For a regular person with limited resources to match the work of arguably the industry’s biggest effects house, ILM, is impressive enough, but to actually top what was released is an accomplishment on an entirely different level. Tellingly, the video has thus far accrued 2.2 million views, standing as a prominent example of the increasingly narrowing divide between commercial and creator content.
Interestingly enough, Luke’s Mandalorian cameo wasn’t even the first time Shamook showed up ILM, since the YouTuber had already presented a superior take on the franchise’s hitherto most-famous example of digital characters, that of the late Peter Cushing. The original Star Wars mastermind, Grand Moff Tarkin, was brought back to life in prequel Rogue One, which also flexed its technological muscle by featuring a de-aged version of Carrie Fisher’s Princess Leia in its closing scene. Indeed, while the presence of Cushing’s Tarkin in the film was met with resounding praise, and the digital presentation is impressive at a glance, even undiscerning eyes could see the aforementioned artificial, shiny-skin video game cutscene phenomenon represented in the character’s onscreen appearances.

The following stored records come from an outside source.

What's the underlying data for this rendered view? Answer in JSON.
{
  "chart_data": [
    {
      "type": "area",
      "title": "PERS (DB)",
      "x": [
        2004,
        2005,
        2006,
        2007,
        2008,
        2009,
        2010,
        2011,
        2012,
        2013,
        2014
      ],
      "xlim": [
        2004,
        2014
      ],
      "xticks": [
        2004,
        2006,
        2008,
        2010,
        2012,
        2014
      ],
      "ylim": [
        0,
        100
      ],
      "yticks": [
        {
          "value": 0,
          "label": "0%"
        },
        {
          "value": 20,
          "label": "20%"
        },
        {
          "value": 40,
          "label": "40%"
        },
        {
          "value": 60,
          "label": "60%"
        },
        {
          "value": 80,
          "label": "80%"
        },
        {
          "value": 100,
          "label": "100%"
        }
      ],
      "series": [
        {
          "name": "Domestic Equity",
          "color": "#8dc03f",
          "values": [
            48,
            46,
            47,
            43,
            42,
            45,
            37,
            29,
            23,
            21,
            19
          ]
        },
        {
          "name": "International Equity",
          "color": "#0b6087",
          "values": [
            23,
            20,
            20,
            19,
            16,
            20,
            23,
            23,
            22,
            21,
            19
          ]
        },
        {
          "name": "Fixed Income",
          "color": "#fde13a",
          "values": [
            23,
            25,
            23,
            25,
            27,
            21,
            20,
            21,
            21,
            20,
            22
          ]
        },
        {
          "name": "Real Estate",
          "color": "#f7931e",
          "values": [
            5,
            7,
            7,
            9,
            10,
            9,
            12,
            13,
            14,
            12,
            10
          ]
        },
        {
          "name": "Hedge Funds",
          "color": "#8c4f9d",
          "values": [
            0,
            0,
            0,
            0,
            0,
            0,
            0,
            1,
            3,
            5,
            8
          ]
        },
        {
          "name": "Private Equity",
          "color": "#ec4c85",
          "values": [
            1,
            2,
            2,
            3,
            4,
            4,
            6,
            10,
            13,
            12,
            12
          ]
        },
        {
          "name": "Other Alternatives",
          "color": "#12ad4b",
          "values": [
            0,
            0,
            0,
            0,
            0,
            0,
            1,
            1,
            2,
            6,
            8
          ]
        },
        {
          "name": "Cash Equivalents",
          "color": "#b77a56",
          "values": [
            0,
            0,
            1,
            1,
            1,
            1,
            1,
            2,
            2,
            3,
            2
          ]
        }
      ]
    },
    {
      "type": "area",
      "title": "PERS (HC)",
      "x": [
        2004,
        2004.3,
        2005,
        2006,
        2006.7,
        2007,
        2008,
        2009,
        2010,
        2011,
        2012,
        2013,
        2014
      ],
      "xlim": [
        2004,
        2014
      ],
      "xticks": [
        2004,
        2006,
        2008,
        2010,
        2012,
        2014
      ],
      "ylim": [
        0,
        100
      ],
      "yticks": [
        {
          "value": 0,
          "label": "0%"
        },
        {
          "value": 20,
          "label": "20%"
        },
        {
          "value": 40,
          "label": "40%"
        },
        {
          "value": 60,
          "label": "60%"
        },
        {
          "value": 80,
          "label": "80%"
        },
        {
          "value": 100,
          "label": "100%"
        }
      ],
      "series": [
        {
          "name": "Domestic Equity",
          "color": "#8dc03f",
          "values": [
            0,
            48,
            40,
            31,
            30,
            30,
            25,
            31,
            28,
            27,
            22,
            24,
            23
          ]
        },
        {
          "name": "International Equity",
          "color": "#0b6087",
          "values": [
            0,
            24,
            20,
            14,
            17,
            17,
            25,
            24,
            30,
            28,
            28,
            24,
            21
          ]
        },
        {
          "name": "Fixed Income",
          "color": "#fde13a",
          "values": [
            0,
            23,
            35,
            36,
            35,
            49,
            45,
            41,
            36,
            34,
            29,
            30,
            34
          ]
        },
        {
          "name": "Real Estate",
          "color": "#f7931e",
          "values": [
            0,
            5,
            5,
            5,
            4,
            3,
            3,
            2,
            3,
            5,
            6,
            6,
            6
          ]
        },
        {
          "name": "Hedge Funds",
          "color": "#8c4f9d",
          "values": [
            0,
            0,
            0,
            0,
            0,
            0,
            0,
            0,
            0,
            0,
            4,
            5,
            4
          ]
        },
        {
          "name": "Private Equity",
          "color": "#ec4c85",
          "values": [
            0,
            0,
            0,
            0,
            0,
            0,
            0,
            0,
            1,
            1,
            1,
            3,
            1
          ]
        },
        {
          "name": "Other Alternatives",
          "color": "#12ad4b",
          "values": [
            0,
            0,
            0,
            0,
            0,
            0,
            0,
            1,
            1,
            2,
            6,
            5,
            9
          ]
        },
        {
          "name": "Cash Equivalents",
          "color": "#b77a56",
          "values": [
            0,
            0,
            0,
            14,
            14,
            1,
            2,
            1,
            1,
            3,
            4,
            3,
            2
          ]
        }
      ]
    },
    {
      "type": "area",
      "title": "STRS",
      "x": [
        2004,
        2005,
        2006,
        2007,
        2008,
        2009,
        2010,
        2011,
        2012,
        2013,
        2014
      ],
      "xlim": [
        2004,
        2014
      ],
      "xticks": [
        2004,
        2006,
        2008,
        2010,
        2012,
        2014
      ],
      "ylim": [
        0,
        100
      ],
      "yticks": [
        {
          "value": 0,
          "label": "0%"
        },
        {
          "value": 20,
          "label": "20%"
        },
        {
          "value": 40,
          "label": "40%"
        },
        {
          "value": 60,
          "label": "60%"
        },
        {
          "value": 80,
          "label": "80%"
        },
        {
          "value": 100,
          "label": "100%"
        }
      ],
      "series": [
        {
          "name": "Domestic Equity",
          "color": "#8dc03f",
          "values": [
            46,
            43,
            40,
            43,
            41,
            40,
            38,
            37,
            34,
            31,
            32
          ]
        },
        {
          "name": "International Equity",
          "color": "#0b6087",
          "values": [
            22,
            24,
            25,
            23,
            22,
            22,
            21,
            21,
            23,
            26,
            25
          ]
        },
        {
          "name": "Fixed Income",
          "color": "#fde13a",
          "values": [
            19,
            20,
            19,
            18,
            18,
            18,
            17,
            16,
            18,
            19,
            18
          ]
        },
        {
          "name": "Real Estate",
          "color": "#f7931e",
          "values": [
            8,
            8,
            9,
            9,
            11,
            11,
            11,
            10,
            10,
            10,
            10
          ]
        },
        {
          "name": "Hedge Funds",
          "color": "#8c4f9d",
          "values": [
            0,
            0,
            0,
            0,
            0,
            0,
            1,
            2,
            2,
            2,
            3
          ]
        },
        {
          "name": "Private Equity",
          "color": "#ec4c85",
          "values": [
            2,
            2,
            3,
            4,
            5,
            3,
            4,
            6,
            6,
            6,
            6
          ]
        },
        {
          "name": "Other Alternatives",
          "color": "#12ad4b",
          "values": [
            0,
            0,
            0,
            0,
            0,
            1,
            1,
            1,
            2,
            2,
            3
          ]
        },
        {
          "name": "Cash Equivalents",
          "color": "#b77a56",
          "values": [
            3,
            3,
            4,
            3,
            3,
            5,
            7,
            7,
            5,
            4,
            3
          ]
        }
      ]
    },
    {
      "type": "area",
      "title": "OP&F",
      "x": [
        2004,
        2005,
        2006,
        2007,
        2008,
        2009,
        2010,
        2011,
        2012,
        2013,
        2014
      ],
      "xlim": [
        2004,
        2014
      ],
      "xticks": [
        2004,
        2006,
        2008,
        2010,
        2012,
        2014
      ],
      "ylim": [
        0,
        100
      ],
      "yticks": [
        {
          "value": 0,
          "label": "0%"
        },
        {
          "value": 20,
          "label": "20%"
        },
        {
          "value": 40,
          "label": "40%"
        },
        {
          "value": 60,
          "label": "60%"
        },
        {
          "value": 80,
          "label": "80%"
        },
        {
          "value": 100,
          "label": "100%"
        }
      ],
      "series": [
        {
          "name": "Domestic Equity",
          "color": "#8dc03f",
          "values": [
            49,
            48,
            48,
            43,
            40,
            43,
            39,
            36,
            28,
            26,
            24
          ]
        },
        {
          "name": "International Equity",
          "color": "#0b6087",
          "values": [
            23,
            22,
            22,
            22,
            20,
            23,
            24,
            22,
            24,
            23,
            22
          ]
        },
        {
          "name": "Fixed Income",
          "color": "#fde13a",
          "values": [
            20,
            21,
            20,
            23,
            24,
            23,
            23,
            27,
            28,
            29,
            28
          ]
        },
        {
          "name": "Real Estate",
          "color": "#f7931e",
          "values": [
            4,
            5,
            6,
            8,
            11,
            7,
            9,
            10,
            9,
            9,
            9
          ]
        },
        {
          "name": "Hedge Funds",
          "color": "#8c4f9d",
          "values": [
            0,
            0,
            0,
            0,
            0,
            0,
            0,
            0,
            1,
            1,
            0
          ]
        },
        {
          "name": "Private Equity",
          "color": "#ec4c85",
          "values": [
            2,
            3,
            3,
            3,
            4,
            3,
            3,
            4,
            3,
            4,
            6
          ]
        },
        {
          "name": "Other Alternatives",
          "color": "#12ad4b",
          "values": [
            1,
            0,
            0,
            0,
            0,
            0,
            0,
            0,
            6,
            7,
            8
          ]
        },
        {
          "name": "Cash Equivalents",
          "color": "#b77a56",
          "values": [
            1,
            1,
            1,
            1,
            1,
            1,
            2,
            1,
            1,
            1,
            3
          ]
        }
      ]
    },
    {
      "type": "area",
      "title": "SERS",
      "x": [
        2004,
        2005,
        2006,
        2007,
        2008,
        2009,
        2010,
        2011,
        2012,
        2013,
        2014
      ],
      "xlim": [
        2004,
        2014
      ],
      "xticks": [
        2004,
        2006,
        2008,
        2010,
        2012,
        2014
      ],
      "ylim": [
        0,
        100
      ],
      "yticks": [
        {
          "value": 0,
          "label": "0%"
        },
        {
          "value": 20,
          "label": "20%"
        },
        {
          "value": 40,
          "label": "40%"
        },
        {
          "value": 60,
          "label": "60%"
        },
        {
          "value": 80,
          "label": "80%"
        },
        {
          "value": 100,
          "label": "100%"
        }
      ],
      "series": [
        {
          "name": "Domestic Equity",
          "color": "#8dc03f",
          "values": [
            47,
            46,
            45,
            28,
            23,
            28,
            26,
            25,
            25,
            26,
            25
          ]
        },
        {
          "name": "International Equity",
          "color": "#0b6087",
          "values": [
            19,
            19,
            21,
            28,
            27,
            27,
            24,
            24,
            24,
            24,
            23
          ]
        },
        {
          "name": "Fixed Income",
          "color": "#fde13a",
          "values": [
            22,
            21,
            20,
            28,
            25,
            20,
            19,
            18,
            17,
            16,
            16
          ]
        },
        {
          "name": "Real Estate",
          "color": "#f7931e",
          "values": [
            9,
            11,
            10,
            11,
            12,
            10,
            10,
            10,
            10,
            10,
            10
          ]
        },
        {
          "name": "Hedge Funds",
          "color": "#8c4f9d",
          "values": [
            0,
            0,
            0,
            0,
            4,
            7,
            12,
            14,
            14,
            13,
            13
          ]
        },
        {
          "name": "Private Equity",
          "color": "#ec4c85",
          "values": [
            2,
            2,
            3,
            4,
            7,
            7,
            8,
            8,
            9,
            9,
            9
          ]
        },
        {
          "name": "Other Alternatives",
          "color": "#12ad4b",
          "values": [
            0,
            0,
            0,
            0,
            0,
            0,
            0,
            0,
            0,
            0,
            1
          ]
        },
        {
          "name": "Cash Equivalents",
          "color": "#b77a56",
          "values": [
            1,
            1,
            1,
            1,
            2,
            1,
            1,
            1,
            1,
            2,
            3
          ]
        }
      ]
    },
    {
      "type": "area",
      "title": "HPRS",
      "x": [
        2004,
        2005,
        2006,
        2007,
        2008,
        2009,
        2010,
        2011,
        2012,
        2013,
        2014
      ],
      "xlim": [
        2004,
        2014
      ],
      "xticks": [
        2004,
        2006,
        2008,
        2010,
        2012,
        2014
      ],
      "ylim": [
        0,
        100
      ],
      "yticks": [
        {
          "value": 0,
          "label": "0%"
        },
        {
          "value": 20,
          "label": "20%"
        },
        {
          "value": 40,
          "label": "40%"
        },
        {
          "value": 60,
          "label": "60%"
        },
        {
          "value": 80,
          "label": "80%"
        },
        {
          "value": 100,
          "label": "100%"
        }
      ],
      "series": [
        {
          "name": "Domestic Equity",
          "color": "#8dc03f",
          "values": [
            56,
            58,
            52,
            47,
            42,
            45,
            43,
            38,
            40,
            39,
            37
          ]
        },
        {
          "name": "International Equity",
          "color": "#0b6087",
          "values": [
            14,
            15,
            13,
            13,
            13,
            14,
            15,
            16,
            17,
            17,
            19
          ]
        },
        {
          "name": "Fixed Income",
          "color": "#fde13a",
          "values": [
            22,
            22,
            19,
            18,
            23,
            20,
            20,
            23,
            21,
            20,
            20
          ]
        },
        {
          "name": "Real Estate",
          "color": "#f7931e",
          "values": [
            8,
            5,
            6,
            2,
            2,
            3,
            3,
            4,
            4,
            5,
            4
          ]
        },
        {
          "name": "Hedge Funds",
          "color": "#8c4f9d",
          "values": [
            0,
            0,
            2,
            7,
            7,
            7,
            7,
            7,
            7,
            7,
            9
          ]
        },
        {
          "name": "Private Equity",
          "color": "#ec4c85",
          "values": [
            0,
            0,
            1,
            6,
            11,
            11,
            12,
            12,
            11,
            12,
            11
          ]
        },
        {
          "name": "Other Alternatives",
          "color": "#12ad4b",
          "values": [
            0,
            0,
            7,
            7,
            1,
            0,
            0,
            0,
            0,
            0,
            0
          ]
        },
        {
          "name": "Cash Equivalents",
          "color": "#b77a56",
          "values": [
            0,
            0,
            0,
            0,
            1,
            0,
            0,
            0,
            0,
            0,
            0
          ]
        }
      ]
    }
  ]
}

The franchise’s first under-performing big screen effort, 2018’s Solo: A Star Wars Story, was also given the deepfake treatment. Shamook replaced the visage of star Aldren Ehrenreich with that of a young Harrison Ford, manifesting what fans skeptical of the prequel spinoff likely wanted in secret.

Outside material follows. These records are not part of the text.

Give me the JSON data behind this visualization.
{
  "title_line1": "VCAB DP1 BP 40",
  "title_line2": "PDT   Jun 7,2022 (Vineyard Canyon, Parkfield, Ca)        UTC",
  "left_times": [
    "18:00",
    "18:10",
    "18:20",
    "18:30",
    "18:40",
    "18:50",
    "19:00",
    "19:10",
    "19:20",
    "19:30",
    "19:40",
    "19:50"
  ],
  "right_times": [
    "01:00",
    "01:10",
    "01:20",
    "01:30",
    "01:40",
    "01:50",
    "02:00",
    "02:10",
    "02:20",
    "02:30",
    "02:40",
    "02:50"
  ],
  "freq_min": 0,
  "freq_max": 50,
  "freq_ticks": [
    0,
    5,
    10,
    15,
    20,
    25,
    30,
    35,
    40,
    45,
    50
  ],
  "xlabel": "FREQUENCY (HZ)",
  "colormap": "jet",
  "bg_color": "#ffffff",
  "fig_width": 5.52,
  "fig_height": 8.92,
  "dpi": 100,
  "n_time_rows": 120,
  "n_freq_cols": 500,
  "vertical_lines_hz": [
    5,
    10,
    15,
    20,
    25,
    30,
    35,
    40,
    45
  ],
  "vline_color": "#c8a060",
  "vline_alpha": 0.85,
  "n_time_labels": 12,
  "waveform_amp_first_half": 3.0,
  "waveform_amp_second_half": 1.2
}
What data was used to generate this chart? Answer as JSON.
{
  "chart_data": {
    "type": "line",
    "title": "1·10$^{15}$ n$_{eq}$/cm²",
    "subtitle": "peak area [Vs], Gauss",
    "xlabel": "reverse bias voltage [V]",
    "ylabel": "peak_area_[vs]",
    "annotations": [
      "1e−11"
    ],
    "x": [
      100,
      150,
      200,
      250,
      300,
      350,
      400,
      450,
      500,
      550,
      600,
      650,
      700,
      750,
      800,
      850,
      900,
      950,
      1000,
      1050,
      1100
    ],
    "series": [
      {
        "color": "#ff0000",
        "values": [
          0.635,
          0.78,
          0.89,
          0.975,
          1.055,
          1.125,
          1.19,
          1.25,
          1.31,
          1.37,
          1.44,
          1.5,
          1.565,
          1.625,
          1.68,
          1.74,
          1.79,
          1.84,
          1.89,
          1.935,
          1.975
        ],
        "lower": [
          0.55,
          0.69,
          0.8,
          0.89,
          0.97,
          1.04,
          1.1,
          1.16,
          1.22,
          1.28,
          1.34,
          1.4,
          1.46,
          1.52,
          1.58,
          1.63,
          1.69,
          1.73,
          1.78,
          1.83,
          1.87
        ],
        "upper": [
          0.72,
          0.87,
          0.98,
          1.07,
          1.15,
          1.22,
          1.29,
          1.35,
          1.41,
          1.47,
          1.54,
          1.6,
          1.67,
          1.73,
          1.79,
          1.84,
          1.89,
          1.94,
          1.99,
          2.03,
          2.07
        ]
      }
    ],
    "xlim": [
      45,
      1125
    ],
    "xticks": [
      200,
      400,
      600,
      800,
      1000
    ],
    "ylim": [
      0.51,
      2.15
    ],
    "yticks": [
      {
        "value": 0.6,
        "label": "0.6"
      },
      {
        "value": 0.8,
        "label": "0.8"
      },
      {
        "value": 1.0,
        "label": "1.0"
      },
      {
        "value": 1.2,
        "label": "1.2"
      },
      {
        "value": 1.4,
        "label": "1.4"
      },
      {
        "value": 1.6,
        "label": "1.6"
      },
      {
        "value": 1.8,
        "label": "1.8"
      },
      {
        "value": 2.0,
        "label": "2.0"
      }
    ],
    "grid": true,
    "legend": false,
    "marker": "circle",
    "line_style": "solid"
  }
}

Nevertheless, it will be interesting to see if Lucasfilm’s hiring of Shamook will lead to a Deepfake Renaissance for the Star Wars franchise—and potentially other franchises under the Disney tentpole, like Marvel. It could very well lead to more retroactive changes to Star Wars films—to Tarkin in Rogue One or maybe even a “Ford Cut” of Solo—that a purist population of fans would actually embrace. Indeed, the apparent ease with which these quality deepfakes were implemented certainly warranted Lucasfilm’s attention, especially since they not only represent the prospect of technical improvements, but the expedience of a reduced bottom line in an industry that faces an uncertain future in a post-pandemic world.